1. Depends on engine and size of GPU. I assume modern engines already do enough async stuff so adding one more async task can't be free. (That's all i wanted to say with my post.)
2. Tensor cores do only math ops. To use them, regular shader cores must run a program and call those instructions. So you can't get ML async work for free just becasue it uses tensor cores. (But i fully agree upscaling should be applied to the expensive RT stuff, not the whole frame. Though that's what UE actually does. They have reflections at 1/16 and final image upscaling at something like 1/2, for example.)
3. Scratch Lumen and use a faster GI algorithm. I have the impression UE5 is mainly a 30fps engine, and Lumen seems the cause.
I mean, upscaling is completely welcomed to render less pixels and then do work to get that approximating the high-end target with less overall effort. Why is the same principle applied to RT reflections a bad idea?
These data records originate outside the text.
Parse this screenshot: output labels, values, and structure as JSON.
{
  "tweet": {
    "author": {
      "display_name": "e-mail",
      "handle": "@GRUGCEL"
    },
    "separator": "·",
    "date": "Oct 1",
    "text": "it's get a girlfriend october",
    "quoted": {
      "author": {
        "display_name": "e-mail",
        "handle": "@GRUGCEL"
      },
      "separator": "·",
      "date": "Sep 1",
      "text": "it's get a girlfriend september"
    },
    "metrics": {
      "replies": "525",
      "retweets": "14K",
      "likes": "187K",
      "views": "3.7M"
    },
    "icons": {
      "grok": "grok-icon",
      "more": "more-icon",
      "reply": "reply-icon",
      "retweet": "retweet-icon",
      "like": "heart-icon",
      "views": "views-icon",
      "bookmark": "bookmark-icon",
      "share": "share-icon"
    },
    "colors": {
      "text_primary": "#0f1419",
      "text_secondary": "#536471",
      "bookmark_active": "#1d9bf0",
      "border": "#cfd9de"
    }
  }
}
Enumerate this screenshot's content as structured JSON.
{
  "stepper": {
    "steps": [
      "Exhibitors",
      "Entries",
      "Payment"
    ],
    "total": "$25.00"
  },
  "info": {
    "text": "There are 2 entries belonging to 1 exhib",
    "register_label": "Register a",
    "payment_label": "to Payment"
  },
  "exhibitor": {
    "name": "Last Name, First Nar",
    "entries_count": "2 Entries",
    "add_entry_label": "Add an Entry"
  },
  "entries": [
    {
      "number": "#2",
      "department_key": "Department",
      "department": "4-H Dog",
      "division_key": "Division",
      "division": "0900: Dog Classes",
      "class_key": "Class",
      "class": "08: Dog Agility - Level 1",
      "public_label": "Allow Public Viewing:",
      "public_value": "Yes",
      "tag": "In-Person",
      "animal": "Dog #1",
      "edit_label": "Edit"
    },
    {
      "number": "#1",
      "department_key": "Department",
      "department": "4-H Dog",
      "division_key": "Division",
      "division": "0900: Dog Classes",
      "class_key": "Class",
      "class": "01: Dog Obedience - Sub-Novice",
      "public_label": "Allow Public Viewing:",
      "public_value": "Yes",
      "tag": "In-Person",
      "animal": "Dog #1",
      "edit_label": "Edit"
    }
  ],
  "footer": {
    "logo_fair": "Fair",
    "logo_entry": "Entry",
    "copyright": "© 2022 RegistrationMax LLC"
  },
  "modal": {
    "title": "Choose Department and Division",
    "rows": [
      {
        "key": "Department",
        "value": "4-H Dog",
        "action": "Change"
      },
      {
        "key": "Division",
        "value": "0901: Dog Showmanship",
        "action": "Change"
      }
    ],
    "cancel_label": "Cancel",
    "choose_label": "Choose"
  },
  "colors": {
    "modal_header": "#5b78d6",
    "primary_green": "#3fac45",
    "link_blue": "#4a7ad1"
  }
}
Obviously it'd be a choice for games to prioritise where some will need every spare cycle for other work, but it's also a point I think that smart RT buffer processing will help get more overall quality per cycle by working smarter, not harder, once again.
I agree in principle, but there may be a different cost / benefit ratio. DLSS for instance upscales the whole frame and gives a constant speedup pretty independent of the scene and game. So the cost is predictable and well spent.
But if you use another ML pass just for reflections, probably at similar cost, the speedup depends on how many sharp reflections there are currently visible. In most images, sharp reflections are not very noticable. And it's very scene dependent. Looking at a mirror at first, then some frames later, looking at a wall of concrete. So the cost of reflections isn't constant but fluctuates over time, which i think is the primary problem. And ML can't help this.
The best general option for now seems to put little focus on accurate reflections, but invest on shadows and GI, which is both visually more important and causes more constant workloads too, so optimization is worth it.
The options for specific cases then are RT, planar reflections, dynamic cubemaps, or eventually some new ideas like spending accuracy only on light sources, because on most materials that's all we actually see in reflections. On the red robot image, we could search for bright spots in the reflection of the 'High' setting, refine resolution for those and get higher quality only there. Looks like we could get the same quality from the 'Epic' setting by refining 10% of the image area.
I think there are many options left to try, including ML methods. We will see progress in some form. And that's what we want.
There already is a major uplift vs. prev gen reflections in UE5, so we can be happy with the current state as well, imo.
Maybe i missed the proper context of the discussion, but it sounded like many people complained about blurry reflections.
Though, isn't that nit picking? I mean, the image with the red robot is not really impressive or realistic at all. It's gamey, maybe by intent, maybe not. But it does not look like better reflections make a big difference about this impression as a whole.